福田さん だから良いのか悪いのかわからないですけど、親から怒られたことないんですよ。何か新しいことやるのにためらいがない家庭環境だった。

藤沢 素晴らしいですね。

福田さん あと、家の前が公園で小学校の時は野球少年だったんです。みんなで野球やるんですけど、暗くなってきたら家が遠い子とかは帰っちゃうんですね。で、3人だけ残る。3人しかいないなら帰っちゃえばいいのに、あまりにも野球好きだから辞めないんですね。3人でどうやって野球するかって言ったら、一人がバッター兼キャッチャーなんです。これが厳しい。空振りすると自分で捕りに行かないといけないから。

藤沢 ははは(笑)

福田さん むっちゃハードなんです。ピッチャーは絶対一人要るし、外野が一人。これで3人野球ってできるんです。これをずっとやってて。

藤沢 それを夜まで(笑)

福田さん それぐらい野球が好きで、誕生日の時に父親が「何が欲しい?」って言った時に「あの公園にホームベース作ってくれ」と。ホームベースって杭を入れなきゃいけないんで、公園ってパブリックなものなのに、自分が使うホームベースを提供しちゃったんですよ(笑)

藤沢 すごいですね(笑)

福田さん 田舎だからそういうことが許されたんでしょうね。だから、僕は元々自分が何か所有したいとかなくて、みんなを楽しませたいってのが最初からあった。

藤沢 共有ですよね。

福田さん 共有ですね。今風に言うとシェアリングエコノミー(笑)そういうのが幼少期からあったのが一つと、ユダヤ人との共通点でいうとホームレスなんです。ユダヤ人って流浪の民ですから家がないんですね。

藤沢 そうですね。

福田さん 俺ん家はイスラエルだって言うけど住んでるわけじゃないんですよ。そういうアイディンティティーで生きてる。ぼく20代の頃からユダヤ人と仕事してるんで、ユダヤ人の特性についてはよく勉強して聞いていたんですけども。ユダヤ人が亡くなった時の香典ってなんだか知ってる?

藤沢 全く知らないです。勉強不足です。

福田さん それは植林なんです。イスラエルに500本植林しましたよっていうのが皆嬉しいんです。イスラエルって何にも緑が無い国なんです。砂漠なんですよ。荒野なんですよ。そこに植林したって言ったら、お前は仲間だって言ってユダヤ人コミュニティに入れて貰えるんですよ。

藤沢 今鳥肌立ってるんですけど。いや本当に。

人間ってすごい不思議なんですけど、人に喜ばれるだったり、違う人種・文化の中で共感し合えるコミュニケーションって結局は相手への興味・関心なんですかね…?

福田さん そうですね。あと、恐怖ですね。

藤沢 恐怖ですか。

福田さん やっぱり怖いんですよ。誰にも言いたくない気持ちって根本にあると思うんですけども。人間って弱々連合なんで、弱いところをわかってもらうしか人って繋がっていけない。
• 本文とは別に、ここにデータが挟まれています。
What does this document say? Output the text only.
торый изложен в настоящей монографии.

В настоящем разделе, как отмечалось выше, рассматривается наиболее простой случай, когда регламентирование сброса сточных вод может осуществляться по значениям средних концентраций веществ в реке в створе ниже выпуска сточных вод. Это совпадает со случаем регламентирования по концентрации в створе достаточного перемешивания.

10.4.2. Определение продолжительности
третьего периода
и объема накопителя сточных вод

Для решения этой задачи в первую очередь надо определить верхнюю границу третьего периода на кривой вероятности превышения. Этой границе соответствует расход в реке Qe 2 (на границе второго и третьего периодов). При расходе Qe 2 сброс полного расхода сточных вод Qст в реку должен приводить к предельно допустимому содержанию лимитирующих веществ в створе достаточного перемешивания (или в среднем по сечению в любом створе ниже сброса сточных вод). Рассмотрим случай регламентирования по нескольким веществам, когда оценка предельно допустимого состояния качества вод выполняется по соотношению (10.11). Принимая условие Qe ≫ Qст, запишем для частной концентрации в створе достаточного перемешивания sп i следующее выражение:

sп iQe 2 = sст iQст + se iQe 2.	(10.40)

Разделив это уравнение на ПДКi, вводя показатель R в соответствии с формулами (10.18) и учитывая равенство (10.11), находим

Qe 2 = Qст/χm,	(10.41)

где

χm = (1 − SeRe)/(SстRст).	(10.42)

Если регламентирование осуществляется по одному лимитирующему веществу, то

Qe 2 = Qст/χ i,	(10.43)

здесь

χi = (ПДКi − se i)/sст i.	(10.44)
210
だからビジネスマンってね、全く馬鹿なんですよ。馬鹿なことを言ってしまう。Win-Winだとか。だって、もしお前がWinだったら誰とも組まなくていいんですよ。ないない。そんなの嘘なんです。

藤沢 本当にマーケティングの本でWin-Winってどれだけ出てくるかですよね。まさに恐怖から相手とどう折り合いをつけてコラボレーションできるかってところですよね。

福田さん だから、みんな理屈にしたいからWin-Winとか言っちゃって、土日感覚を忘れちゃうわけですけど。恋愛経験が少なすぎる。女の子って理屈通じないからどうやって口説くって時に恐れちゃうんですね。恐れてたら立ち向かわなければいいじゃんっていう若者が一部いるって聞きますけど、やっぱりチャレンジャーの方がいい。イノベーター、異端児、外にばっかり出てる人。

藤沢 あのー、意思決定ってリスクを捉えたり、成果をどこに置くかって非常に重要だと思うんですよ。日本人って自己主張が苦手なので、自分の得たいものをあやふやにしちゃう印象がすごく強くて。福田さんはリスクを取りながらもチャレンジできるのはなぜですか?

福田さん まあ一つ目はさっきも言ったように、何やってもコミットされた幼少時代があったんで、人を驚かせたいとか楽しませたいとか人と違ったことやりたいとかにためらいが無かったっていうのと、もう一つは母と父の影響で「弁が立つ」人間にたまたま育ったこと。人間って話す以外人と分かり合えることってないわけじゃないですか。やっぱり説明できるっていうのが人間として大きい特徴。

藤沢 そうですね。

福田さん 条件反射ってあるんですけど。あの、アメーバって1次条件反射で、何にも外的刺激なしに分裂しちゃうんです。パブロフの犬ってのが2次条件反射。梅干し見たら唾が出るみたいな何か条件に対しての反射ですね。で、人間って3次条件反射ができる唯一の存在なんですよ。記号の記号に対する反射です。つまり、言葉が読める。言葉が話せる。人間って言葉が最大の特徴。だから、ターザンみたいな体格がなくても社会で通用するじゃないですか。

僕は話したり説明するのが人よりまあまあうまいと思う。だから、これを詐欺とか悪いように使わないで、良いように使うよう努力してます(笑)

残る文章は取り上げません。